A robust BFGS algorithm for unconstrained nonlinear optimization problems
Yaguang Yang
TL;DR
This work introduces a robust BFGS algorithm for unconstrained nonlinear optimization that globally converges to a stationary point for any twice differentiable function, convex or non-convex. The method forms a robust Hessian estimate $Q(x_k)= \gamma_k I + (1-\gamma_k) H(x_k)$ with a dynamically chosen $\gamma_k$, and uses a BFGS-like update for the robust matrix $E_k$ to preserve descent directions while keeping computational cost similar to classic BFGS. Under standard smoothness and second-order conditions, the algorithm is globally convergent and, near a local minimizer with a strongly positive definite Hessian, it reduces to BFGS and achieves superlinear convergence.

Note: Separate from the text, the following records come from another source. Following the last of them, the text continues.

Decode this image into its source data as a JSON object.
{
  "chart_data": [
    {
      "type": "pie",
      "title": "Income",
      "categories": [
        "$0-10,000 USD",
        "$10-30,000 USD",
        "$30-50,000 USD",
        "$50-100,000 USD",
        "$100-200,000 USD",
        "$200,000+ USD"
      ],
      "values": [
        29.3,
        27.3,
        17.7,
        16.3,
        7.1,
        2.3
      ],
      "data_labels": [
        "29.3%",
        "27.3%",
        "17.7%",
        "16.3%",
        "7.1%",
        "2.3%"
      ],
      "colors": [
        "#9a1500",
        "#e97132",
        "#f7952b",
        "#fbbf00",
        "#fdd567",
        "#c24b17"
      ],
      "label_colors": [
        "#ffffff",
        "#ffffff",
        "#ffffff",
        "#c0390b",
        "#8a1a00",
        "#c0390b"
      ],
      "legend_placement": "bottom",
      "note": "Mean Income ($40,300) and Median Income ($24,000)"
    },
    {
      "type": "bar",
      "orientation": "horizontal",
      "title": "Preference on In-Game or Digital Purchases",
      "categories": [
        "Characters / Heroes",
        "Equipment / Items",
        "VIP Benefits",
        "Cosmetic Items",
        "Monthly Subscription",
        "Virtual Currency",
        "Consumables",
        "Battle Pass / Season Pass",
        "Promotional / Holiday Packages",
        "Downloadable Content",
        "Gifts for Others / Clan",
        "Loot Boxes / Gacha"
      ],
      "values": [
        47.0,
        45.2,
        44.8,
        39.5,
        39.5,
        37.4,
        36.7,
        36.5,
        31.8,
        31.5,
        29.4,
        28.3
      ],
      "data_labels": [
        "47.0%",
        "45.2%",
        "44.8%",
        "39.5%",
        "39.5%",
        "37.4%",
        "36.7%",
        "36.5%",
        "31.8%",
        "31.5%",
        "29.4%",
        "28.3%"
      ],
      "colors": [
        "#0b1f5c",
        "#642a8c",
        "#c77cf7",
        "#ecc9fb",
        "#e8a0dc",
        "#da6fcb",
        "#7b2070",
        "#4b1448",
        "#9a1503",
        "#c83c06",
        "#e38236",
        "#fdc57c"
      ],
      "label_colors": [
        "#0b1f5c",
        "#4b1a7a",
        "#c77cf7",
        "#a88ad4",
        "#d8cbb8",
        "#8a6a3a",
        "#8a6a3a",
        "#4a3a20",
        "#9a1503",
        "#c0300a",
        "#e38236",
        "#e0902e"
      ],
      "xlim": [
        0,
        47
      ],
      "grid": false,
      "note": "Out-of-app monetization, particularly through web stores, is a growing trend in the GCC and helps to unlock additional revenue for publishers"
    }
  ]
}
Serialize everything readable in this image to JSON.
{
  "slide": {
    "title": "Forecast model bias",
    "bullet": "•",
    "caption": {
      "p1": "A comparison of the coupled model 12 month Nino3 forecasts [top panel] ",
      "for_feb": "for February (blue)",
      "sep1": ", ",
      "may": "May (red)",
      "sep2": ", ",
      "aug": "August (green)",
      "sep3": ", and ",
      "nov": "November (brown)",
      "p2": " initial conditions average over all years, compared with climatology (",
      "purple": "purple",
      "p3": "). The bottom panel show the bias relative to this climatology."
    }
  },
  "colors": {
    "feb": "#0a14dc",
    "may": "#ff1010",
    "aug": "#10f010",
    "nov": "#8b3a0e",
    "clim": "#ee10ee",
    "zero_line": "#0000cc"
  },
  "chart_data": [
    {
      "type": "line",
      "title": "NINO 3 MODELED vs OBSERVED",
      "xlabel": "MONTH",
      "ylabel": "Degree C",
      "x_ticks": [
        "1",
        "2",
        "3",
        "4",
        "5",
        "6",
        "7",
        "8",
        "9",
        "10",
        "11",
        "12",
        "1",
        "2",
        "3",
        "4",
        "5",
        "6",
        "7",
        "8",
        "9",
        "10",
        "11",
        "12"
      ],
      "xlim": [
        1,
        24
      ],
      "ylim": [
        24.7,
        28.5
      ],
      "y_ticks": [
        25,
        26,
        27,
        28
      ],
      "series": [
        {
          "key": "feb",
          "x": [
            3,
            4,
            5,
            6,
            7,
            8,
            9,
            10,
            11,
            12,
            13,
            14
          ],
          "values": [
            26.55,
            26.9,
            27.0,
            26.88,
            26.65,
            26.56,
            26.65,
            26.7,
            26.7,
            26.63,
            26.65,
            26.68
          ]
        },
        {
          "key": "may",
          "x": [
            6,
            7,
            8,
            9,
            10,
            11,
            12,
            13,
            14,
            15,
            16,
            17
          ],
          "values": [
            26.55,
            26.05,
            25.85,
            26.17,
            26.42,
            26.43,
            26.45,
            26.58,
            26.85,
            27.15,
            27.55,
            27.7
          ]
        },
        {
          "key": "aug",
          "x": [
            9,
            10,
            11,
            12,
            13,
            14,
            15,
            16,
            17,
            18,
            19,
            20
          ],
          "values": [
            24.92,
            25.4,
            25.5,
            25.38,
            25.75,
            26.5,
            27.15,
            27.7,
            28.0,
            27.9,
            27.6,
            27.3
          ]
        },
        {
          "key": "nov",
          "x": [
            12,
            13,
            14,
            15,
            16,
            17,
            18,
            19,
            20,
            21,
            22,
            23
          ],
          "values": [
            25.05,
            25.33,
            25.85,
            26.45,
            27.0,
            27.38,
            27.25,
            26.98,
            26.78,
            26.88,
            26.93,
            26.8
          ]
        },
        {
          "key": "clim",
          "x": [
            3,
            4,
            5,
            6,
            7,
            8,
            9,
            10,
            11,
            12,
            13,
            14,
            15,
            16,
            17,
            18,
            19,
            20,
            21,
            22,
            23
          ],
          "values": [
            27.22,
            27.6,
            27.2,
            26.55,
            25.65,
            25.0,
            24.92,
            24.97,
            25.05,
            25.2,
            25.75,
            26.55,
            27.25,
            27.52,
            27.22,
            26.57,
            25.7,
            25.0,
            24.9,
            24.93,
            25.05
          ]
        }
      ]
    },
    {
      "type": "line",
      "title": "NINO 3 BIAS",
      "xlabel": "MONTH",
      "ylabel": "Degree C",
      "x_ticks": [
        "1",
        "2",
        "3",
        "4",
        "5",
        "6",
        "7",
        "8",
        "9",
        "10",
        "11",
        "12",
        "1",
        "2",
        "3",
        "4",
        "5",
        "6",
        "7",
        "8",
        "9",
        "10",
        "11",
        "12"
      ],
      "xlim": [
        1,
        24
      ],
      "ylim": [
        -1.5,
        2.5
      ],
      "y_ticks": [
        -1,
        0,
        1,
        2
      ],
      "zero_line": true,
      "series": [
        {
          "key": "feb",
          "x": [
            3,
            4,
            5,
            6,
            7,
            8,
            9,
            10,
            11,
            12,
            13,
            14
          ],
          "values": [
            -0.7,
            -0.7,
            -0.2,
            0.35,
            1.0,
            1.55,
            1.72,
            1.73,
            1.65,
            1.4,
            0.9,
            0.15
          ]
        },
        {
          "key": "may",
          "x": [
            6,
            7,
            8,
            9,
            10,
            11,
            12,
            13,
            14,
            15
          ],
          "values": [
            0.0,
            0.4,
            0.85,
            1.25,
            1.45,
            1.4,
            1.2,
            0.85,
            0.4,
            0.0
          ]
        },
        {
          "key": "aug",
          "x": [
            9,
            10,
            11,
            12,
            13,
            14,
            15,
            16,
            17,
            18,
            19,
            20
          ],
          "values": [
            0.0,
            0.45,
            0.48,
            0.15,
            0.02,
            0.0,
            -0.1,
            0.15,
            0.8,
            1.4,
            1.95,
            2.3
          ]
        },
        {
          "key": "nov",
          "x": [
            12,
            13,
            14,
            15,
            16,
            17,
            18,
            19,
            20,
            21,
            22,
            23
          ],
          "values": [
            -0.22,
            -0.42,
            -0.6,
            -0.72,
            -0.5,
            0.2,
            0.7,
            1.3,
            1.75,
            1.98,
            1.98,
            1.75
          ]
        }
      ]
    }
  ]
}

Numerical tests on the CUTEst set show that the proposed method is robust, efficient, and competitive with fminunc, L-BFGS, and conjugate gradient variants.
Abstract
In this paper, a modified BFGS algorithm is proposed. The modified BFGS matrix estimates a modified Hessian matrix which is a convex combination of an identity matrix for the steepest descent algorithm and a Hessian matrix for the Newton algorithm. The coefficient of the convex combination in the modified BFGS algorithm is dynamically chosen in every iteration. It is proved that, for any twice differentiable nonlinear function (convex or non-convex), the algorithm is globally convergent to a stationary point. If the stationary point is a local optimizer where the Hessian is strongly positive definite in a neighborhood of the optimizer, the iterates will eventually enter and stay in the neighborhood, and the modified BFGS algorithm reduces to the BFGS algorithm in this neighborhood. Therefore, the modified BFGS algorithm is super-linearly convergent. Moreover, the computational cost of the modified BFGS in each iteration is almost the same as the cost of the BFGS. Numerical test on the CUTE test set is reported. The performance of the modified BFGS algorithm implemented in our MATLAB function is compared to the BFGS algorithm implemented in the MATLAB Optimization Toolbox function, a limited memory BFGS implemented as L-BFGS, a descent conjugate gradient algorithm implemented as CG-Descent 5.3, and a limited memory, descent and conjugate algorithm implemented as L-CG-Descent. This result shows that the modified BFGS algorithm may be very effective.